With the clutch cable free of the clutch perch and lever, the cable end can be disconnected from the engine. To do this, slide the cable sheath end back from the holder on the engine. Then align the cable end with the slit on the actuation arm to free it. At this point, the clutch cable can be carefully removed from the machine.

Now, we can remove the cable from the engine. Loosen the cable mount so it moves freely, then turn the cable end and slide it out of the slit in the actuation arm.

Prepare the new clutch cable by applying cable lube to both ends of the cable. Check the smoothness of the cable by moving it back and forth prior to installation. Using the old cable routing or service manual as a reference, guide the new clutch cable into position.

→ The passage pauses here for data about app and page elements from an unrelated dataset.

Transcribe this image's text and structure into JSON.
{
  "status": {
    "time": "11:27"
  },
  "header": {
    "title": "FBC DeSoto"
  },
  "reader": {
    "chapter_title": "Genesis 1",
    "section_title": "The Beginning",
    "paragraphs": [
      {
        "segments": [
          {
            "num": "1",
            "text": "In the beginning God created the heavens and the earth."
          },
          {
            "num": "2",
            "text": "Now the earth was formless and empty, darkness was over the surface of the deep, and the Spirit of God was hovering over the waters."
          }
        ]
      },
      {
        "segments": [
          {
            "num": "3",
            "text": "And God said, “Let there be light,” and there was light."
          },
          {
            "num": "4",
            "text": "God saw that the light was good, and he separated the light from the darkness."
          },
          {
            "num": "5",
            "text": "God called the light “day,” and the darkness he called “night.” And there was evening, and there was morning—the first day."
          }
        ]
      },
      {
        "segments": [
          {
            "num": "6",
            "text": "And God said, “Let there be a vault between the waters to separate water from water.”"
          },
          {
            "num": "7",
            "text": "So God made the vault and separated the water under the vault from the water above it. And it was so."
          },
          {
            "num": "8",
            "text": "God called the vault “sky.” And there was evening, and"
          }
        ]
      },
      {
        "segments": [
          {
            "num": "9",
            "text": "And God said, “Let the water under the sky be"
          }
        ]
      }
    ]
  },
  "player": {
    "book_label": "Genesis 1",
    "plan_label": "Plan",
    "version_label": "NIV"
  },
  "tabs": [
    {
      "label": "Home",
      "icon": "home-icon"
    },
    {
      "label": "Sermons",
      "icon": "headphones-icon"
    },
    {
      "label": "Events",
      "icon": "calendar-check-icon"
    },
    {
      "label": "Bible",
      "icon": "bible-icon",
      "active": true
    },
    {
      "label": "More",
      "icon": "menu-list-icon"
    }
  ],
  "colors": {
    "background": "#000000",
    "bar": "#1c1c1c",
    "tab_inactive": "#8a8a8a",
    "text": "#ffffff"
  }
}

Install the appropriate cable end into the clutch actuation arm by aligning the necessary features. Next, install the cable sheath end into the cable holder located on the engine. Double check the cable routing, then install the remaining cable end into the clutch lever. Slide the cable through the slits in the lever and adjuster so that the cable sheath end can be seated in the adjuster on the clutch perch. Reinstall any components that were removed and torque corresponding fasteners to the specifications outlined in your service manual.

Be sure to route the new cable exactly as it was routed from the factory. Install the new cable the same way you took the old one off, starting with the actuation arm and engine mount, and ending with the clutch lever.

Set the cable adjuster on the clutch perch so that the adjuster is turned out approximately ¼ of its useful travel. Next, use the cable adjuster spliced into the cable to correctly set the free play. Reference the aforementioned instructions for setting and adjusting free play. Once the free play is set, confirm all lock nuts, dust covers, and adjusters are properly tensioned or in place.Turn the handlebars from stop to stop and check clutch lever operation at each stop. Any changes in lever operation may indicate that the cable is pinched or bound, and the routing should be double checked. Assuming everything checks out, the job is done and the bike can be test ridden. Check clutch and cable operation during the test ride and confirm the free play has not changed afterward.

After adjusting the new cable via the same method outlined earlier in the article, be sure to replace all dust covers, knobs, and anything else that was removed during the process to its original position.